By Arsen Ostrovsky and Richard Kemp, JNS.org—
Words matter. They drive narratives. They influence policy. And they shape people’s perceptions.
The current debate over whether Israel’s proposed actions in Judea and Samaria (the West Bank) — in accordance with President Donald Trump’s “peace to prosperity” plan — amount to “annexation” or the “application of sovereignty” is a prime example.
Much of the international community, NGO world, and foreign press, even some in the Jewish community, have been referring to this as “annexation.”

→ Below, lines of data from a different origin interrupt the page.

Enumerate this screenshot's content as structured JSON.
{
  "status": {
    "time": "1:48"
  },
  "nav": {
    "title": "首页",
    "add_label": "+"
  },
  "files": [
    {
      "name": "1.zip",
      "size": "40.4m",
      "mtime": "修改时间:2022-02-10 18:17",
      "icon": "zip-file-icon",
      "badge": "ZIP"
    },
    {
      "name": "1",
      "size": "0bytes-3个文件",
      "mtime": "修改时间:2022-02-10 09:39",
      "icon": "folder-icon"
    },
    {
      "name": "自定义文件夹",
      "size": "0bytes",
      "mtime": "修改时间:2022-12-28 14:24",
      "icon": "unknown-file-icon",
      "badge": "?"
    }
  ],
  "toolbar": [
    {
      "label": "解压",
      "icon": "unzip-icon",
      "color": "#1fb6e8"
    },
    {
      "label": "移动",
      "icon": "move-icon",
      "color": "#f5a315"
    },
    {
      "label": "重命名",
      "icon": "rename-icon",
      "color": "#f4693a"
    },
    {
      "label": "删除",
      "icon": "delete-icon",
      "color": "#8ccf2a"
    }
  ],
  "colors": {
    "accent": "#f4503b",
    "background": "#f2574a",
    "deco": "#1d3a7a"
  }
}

That’s partly a function of naiveté and a lack of understanding about what the term “annexation” actually connotes. But there are those who know the distinction — and its implications — very well, and are using it to create a dangerous perception: that Israel has no entitlement to Judea and Samaria, and therefore would be committing some illegal act under international law.
In essence, annexation means one state imposing legal authority over the territory of another state acquired by force or aggression, normally during war.
The Rome Statute of the International Criminal Court defines “annexation by the use of force of the territory of another State of part thereof” as “constituting the grave Crime of Aggression.”
Russia’s annexation of Crimea and Turkey’s invasion of Cyprus are prime examples of such cases.
UN Security Council Resolution 242 — which, since 1967, when Israel regained control of Judea and Samaria in the Six-Day War, has been a bedrock of negotiations between Israelis and Palestinians — makes explicitly clear the “inadmissibility of the acquisition of territory by war.”
The UN Charter also prohibits the annexation of another state’s territory by force.
Those who use the above rulings to argue against Israel’s plan to “annex” parts of Judea and Samaria omit three crucial points, however.
First, all the rulings apply to territory acquired by force or in an offensive war. The Six-Day War, in which Israel was compelled to defend itself from neighboring Arab armies seeking the Jewish state’s destruction, was defensive.
Second, in 1967 there was no “state of Palestine,” nor does such an entity exist today under international law. Therefore, Israel is not, and cannot, be annexing the territory of “another state.”
Third, and perhaps most important, all of the above negates the Jewish people’s inextricable connection to Judea and Samaria, which is rooted both in historical rights and undeniable legal ones.
One hundred years ago in April, after World War I, the allied powers gathered in San Remo, Italy and adopted an unprecedented resolution, for the first time ever entrenching the Jewish people’s preexisting historical rights to the land as unequivocal legal rights under international law.